James Oppenheimer-Crawford
oppenheimerjw at gmail.com
Tue Aug 16 05:46:34 UTC 2016
And here I was, expecting to hear the story of the spreading of the ashes
from an airplane (the air flow blows it all right back into the plane --
bummer), and finally the person is presented with a disposable vacuum
cleaner bad, with the words -- "Here ya go. And I am sorry for your loss.."
James W. Oppenheimer-Crawford
*“A life is like a garden. Perfect moments can be had, but not preserved,
except in memory. LLAP**” -- *Leonard Nimoy
On Sun, Aug 14, 2016 at 6:46 PM, M J _Mike_ Logsdon <mjl at ix.netcom.com>
wrote:
> >>>A local crematorium has been running a helpful ad in the vicinity of the
> obits lately - "helpful tips", one of which was take the ashes out of the
> plastic bag and then put them back into the urn or container *before*
> having
> a burial at sea.... (otherwise they float : ( <<<
>
> I'm sure many long years ago I told this story, but it certainly bears
> repeating now. It's about my "first funeral".
>
> I'd been ordained ORC for maybe a few weeks, maybe a couple of months,
> when a co-worker came in from a site visit at the Salinas Rivermouth with a
> "mystery!" It was a bronze-looking square box she found floating in the
> water, not far from the ocean proper, that she said she was going to open
> up to see what was in it. The people I was in a meeting with from our
> section, including our boss, all looked at black-shirted me (I was doing
> that; palm smack to forehead): "Uh,... Mike?" "It bodes ill, what
> ******** says...." Said person went out to the back of the building with
> the box, and a hammer. Soon, she came in to announce what she'd
> discovered. It was placed in an empty file cabinet with little fanfare so
> as to not alarm the natives. The next day, the head of our division at
> that time set aside some time for him, me, and the Unnamed for a "service"
> in his office. I of course used a black stole (I was that way), and read
> every part of the St Joseph Missal that I could justify reading, only
> because I had no idea what this person had already had done, so I covered
> my bases. Later, division chief went out back and riveted it shut again,
> AFTER filling it with rocks. (It had probably been thrown in the ocean
> near the rivermouth, and simply floated back in.) It was then presented to
> me in a paper sack for safekeeping at home in my altar (without my mother's
> knowledge; still paying alimony at that time), pending the return from a
> Fiji surfing vacation of our maintenance superintendent. When he returned,
> I took him aside, and said "Rusty, I got a favor you need to do for me."
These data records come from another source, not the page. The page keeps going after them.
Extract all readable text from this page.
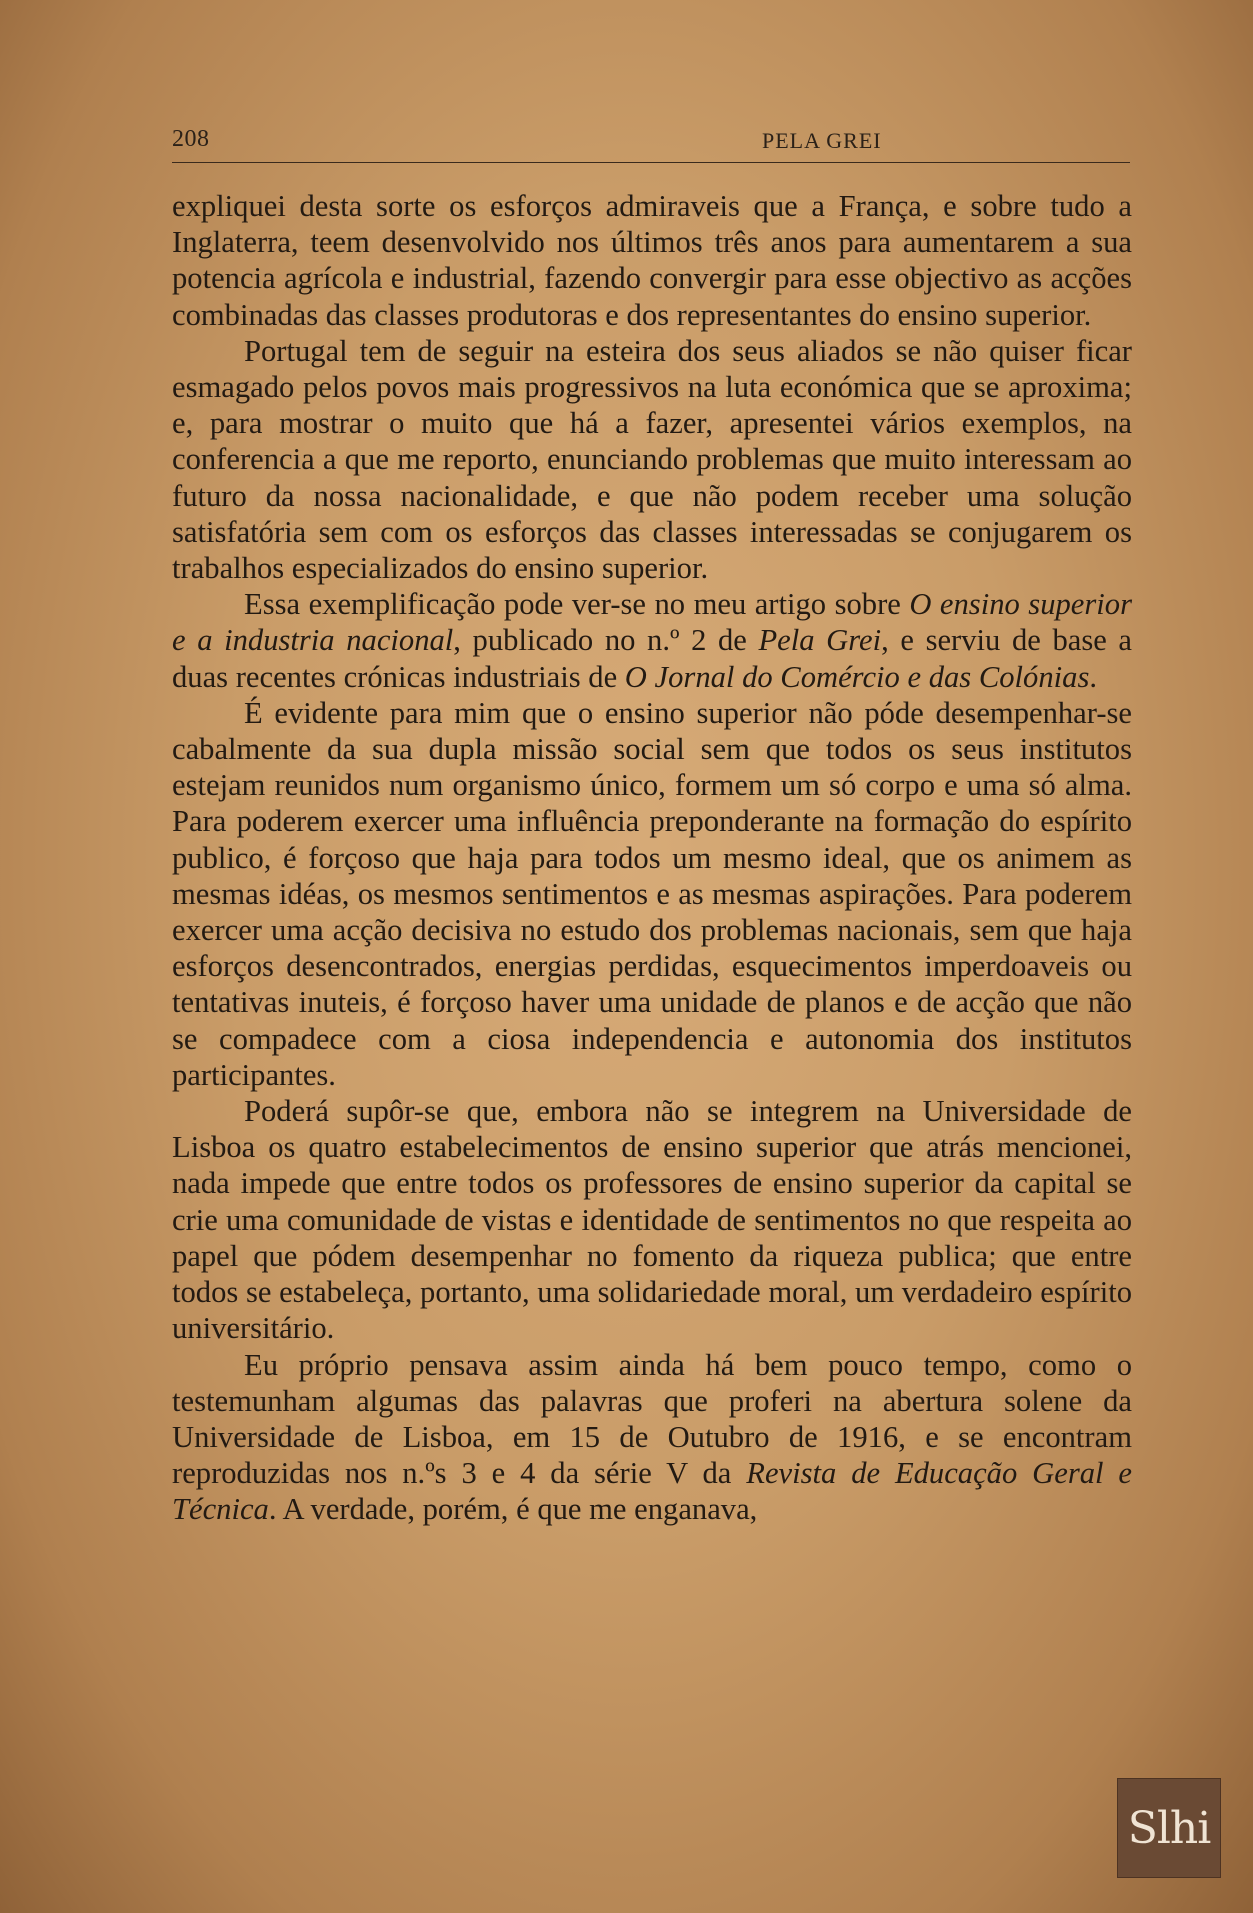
208	PELA GREI

expliquei desta sorte os esforços admiraveis que a França, e sobre tudo a Inglaterra, teem desenvolvido nos últimos três anos para aumentarem a sua potencia agrícola e industrial, fazendo convergir para esse objectivo as acções combinadas das classes produtoras e dos representantes do ensino superior.

Portugal tem de seguir na esteira dos seus aliados se não quiser ficar esmagado pelos povos mais progressivos na luta económica que se aproxima; e, para mostrar o muito que há a fazer, apresentei vários exemplos, na conferencia a que me reporto, enunciando problemas que muito interessam ao futuro da nossa nacionalidade, e que não podem receber uma solução satisfatória sem com os esforços das classes interessadas se conjugarem os trabalhos especializados do ensino superior.

Essa exemplificação pode ver-se no meu artigo sobre O ensino superior e a industria nacional, publicado no n.º 2 de Pela Grei, e serviu de base a duas recentes crónicas industriais de O Jornal do Comércio e das Colónias.

É evidente para mim que o ensino superior não póde desempenhar-se cabalmente da sua dupla missão social sem que todos os seus institutos estejam reunidos num organismo único, formem um só corpo e uma só alma. Para poderem exercer uma influência preponderante na formação do espírito publico, é forçoso que haja para todos um mesmo ideal, que os animem as mesmas idéas, os mesmos sentimentos e as mesmas aspirações. Para poderem exercer uma acção decisiva no estudo dos problemas nacionais, sem que haja esforços desencontrados, energias perdidas, esquecimentos imperdoaveis ou tentativas inuteis, é forçoso haver uma unidade de planos e de acção que não se compadece com a ciosa independencia e autonomia dos institutos participantes.

Poderá supôr-se que, embora não se integrem na Universidade de Lisboa os quatro estabelecimentos de ensino superior que atrás mencionei, nada impede que entre todos os professores de ensino superior da capital se crie uma comunidade de vistas e identidade de sentimentos no que respeita ao papel que pódem desempenhar no fomento da riqueza publica; que entre todos se estabeleça, portanto, uma solidariedade moral, um verdadeiro espírito universitário.

Eu próprio pensava assim ainda há bem pouco tempo, como o testemunham algumas das palavras que proferi na abertura solene da Universidade de Lisboa, em 15 de Outubro de 1916, e se encontram reproduzidas nos n.ºs 3 e 4 da série V da Revista de Educação Geral e Técnica. A verdade, porém, é que me enganava,

Slhi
> My good-humored Japanese atheist friend said with a smile, "Sure Mike!
> Whadaya want me to do?" A few days later, Russ paddled on his board about
> 500 yards out from the Moss Landing Jetty, and put our Unnamed friend into
> a proper, relatively permananent, watery resting place. I'm sure s/he was
> looking down on it all, and hopefully smiling. If not, hey, it was your
> own loved ones who thought tossing you into high tide at the Salinas
> Rivermouth was a good idea, not mine!